Por ocorrer na rua, o 08Centro suscita debates sobre o espaço público que são acompanhados por discussões por quem milita por um ordenamento urbano mais democrático, transformando a rua em arena de manifestação cultural. “Muitas vezes o estado intervir em alguma área urbana vai significar a expulsão de alguns grupos. Existe esse paradoxo que a chegada do estado pode significar um processo de exclusão ainda maior. O estado deve, antes de tudo, garantir a integridade de seus cidadãos. O lazer e a cultura são parte integrante disso. O que ocorre é o lazer como forma de guerrilha urbana”, defende o pesquisador. Já Lucas Reginato resume isso em uma frase: “A gente só existe ali porque o local é marginalizado”. Parece ser essa uma condição para ser underground.

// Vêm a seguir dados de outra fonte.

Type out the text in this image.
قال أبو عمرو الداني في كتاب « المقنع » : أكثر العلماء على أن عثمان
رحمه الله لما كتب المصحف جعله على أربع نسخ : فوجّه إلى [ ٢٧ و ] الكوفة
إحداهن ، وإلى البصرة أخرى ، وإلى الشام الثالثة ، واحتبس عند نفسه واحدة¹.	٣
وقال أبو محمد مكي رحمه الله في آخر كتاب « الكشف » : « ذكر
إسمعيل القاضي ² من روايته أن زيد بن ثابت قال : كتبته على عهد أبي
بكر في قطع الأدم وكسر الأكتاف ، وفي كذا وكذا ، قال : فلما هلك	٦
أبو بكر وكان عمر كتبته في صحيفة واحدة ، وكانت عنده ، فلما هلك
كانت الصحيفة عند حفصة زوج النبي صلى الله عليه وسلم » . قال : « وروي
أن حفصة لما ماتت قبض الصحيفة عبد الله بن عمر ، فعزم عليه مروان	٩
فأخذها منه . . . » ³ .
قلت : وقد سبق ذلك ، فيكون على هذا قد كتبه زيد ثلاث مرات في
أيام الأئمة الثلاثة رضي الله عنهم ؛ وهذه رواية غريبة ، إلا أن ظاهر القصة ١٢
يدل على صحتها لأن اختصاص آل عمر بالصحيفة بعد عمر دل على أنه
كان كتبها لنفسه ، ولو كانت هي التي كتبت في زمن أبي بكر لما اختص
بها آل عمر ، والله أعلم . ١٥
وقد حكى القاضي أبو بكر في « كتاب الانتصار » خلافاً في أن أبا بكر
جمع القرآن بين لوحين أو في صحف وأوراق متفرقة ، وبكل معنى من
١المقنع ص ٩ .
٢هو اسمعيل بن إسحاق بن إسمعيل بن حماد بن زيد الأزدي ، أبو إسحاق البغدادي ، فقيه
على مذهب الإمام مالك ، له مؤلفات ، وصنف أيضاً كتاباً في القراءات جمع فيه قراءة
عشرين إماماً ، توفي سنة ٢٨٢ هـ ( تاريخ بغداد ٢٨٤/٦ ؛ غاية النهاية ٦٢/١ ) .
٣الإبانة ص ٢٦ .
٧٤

A estrutura que eles contam para fazer a festa é levantada através de contribuições voluntárias. “O nosso rolê é colaborativo, mas as doações são bem-vindas”, anuncia Jô ao microfone durante o evento, pedindo transferências a um número PIX. Eles pegam emprestado mesas, caixas de som e energia elétrica da General Store. “A gente faz festa por tesão, por gostar. Nunca houve um propósito econômico nesse rolê de rua, que foi realizado para movimentar a área ali aos finais de semana. Mas não tem ninguém ganhando grana. É um movimento de rua e de expressão cultural”, afirma Reginato. Eles afirmam que muitas vezes retiram dinheiro do próprio bolso, oferecendo aos DJs ajuda para o transporte e pagamento em troca de cervejas. O que não os impediu de ter a festa encerrada uma vez sob alegação de que se tratava da exploração de uma atividade econômica em via pública. Apesar da situação de vulnerabilidade, atualmente os órgãos estaduais e municipais legalizam a realização da festa e garantem um policiamento, que observa toda a movimentação a uma certa distância.

O sucesso do 08Centro pode ser medido pela forte presença de pessoas trans, vítimas de diversas violências em todos os âmbitos da sociedade. Mas quem frequenta a festa sabe, esses valores são somente invertidos lá: são as mulheres trans, principalmente as que performam, as pessoas mais poderosas do rolê. Outro termômetro desse êxito é a livre circulação de coletivos populares de batuqueiros e maracatu. A ideia dos organizadores é transformar o 08Centro numa festa itinerante para que possa chegar a toda a cidade, mas para isso negociam apoios com o poder público. “Estamos criando um circuito que tem virado uma vitrine experimental. A cena clubber chega para esse novo fluxo de pessoas. Sem dúvidas, estar na rua é um ato político e movimento de resistência. É muito emocionante ser corresponsável por isso e ter a certeza que estou fazendo algo certo”, finaliza Jô Oliveira.

*Matéria originalmente publicada na edição impressa de 2 de abril de 2023.